My mom experienced a gait change and it was due to hydrocephalus of the brain. A MRI of the brain confirmed the diagnosis. As it was explained to me, as we age, our brain shrinks and the area surrounding it is replaced with fluid. If it's not too severe, a shunt can be implanted to remove the water, but in my mom's case she was too far advanced. I was also told that smoking, and she did up until she went into a nursing home, helps advance the shrinking of the brain.
My MIL did not have dementia but she experienced a noticeable gait change that was due to fluid on the brain. Her primary care doctor thought it was just arthritis and aging. She had to go to a specialty clinic to get the diagnosis and treatment.
Don't forget, "fine" for O2 in the elderly is anything above 90. If it stays at 88 or below it should be cause for a hospital trip.
This "slowness" is not sudden. Dementia has a progressive decline in motor skills for these patients, and it will get worse because the brain is not sending the correct signals to the muscles in order to work properly. My best to your mother.
Medications can change one's gate, or how they walk. A person looses strength as they become less active & stress & weight bearing will just help & is needed to keep bones strong...Anything is possible....have an MRI done if you wish....have a dex scan done to see the bone density....speaking from my experience as a home health R.N., Nurse manager. Also from my personal experience with caring for a husband with Dementia & having my scans done regularly. These are non invasive test/scans. I refuse to let them use dye on me-I am highly allergic & get all the disk of the scans sent to me, which I can read, so the dye matters not with what your wanting to find out.

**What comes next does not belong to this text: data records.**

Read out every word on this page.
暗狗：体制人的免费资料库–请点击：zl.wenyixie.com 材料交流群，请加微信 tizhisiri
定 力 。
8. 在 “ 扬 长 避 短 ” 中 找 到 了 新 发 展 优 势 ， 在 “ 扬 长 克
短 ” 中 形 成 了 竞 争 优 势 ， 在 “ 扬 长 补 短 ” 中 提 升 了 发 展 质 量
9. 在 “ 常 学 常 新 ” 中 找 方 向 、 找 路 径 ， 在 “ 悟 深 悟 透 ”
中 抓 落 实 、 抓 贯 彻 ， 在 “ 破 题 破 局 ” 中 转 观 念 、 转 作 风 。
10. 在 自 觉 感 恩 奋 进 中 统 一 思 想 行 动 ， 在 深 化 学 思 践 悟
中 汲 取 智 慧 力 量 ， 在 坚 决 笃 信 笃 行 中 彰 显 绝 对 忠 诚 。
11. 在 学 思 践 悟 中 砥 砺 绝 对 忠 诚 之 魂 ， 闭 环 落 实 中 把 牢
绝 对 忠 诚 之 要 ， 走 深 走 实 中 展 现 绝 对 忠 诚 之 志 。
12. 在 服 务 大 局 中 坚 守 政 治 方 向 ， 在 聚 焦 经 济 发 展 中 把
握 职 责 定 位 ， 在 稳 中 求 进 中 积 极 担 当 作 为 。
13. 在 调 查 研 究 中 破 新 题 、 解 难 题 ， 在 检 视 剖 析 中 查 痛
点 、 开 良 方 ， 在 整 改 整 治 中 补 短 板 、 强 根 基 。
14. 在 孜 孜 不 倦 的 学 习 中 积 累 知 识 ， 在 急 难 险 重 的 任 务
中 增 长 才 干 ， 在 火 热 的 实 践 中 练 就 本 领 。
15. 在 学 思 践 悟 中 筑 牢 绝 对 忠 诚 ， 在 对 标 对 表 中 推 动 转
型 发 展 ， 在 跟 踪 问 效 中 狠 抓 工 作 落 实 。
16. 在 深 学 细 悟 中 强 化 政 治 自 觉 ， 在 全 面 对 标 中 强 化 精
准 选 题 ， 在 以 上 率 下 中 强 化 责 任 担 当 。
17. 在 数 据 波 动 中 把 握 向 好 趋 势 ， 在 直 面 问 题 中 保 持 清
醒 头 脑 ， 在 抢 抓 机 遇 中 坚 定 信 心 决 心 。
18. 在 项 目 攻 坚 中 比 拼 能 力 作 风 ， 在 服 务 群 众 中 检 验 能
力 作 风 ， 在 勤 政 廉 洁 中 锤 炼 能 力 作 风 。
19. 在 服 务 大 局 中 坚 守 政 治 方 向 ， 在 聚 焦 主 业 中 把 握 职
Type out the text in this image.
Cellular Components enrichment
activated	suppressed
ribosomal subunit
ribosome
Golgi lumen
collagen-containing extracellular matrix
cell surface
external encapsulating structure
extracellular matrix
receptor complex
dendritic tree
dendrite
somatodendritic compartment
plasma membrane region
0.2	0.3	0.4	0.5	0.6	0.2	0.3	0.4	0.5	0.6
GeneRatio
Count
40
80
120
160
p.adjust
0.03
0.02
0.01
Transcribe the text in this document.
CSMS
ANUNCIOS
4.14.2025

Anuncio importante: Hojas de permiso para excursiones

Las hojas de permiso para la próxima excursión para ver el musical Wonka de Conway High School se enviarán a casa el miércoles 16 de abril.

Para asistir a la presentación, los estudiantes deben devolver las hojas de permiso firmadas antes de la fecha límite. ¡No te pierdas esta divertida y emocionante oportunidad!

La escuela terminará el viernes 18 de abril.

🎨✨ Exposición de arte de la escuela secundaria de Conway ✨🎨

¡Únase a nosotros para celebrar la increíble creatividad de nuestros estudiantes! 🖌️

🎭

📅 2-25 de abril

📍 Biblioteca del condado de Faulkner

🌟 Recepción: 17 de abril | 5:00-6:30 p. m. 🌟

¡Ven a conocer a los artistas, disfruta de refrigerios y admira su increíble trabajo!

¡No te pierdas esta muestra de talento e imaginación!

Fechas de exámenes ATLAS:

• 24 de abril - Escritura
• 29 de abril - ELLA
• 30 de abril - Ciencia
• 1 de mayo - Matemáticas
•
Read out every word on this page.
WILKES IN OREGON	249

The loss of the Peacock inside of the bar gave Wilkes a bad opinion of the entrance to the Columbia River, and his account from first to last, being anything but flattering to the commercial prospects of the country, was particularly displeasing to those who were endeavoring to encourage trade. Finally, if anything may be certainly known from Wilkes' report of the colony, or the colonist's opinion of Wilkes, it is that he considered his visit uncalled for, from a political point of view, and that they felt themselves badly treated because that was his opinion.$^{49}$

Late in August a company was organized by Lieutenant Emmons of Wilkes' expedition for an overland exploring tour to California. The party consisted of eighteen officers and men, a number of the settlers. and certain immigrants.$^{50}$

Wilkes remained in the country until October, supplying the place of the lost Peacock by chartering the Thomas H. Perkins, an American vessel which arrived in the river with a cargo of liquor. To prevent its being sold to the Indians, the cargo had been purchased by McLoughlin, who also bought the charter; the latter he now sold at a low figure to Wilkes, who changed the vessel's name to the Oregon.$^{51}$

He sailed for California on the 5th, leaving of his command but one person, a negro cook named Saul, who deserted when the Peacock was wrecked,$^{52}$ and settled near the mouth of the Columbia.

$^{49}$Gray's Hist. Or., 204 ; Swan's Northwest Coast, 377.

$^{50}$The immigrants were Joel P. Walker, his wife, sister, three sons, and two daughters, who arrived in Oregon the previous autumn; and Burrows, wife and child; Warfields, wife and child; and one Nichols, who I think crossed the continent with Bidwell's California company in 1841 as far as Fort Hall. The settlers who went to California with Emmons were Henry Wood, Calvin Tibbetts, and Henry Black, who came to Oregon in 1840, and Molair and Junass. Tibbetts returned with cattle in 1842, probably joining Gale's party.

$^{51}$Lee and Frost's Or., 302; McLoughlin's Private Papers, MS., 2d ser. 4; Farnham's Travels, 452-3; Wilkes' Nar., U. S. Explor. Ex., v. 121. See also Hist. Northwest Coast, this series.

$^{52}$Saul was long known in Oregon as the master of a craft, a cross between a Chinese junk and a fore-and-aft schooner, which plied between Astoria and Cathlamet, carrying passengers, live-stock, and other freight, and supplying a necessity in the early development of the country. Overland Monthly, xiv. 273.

Just a year ago mom was able to go for a walk of a bit more than half a mile. That was before the first of seven successive UTI's. Since the first infection she has not been the same. Infection of any sort is very hard for them to come back from. She struggles with her walk, her gait and speed of it has deteriorated over the last year, as the disease progresses.
My mom has fallen so many times. Now she doesn't go out. But she falls in the house. She has CHF and early dementia. Docs just don't know. She is very weak.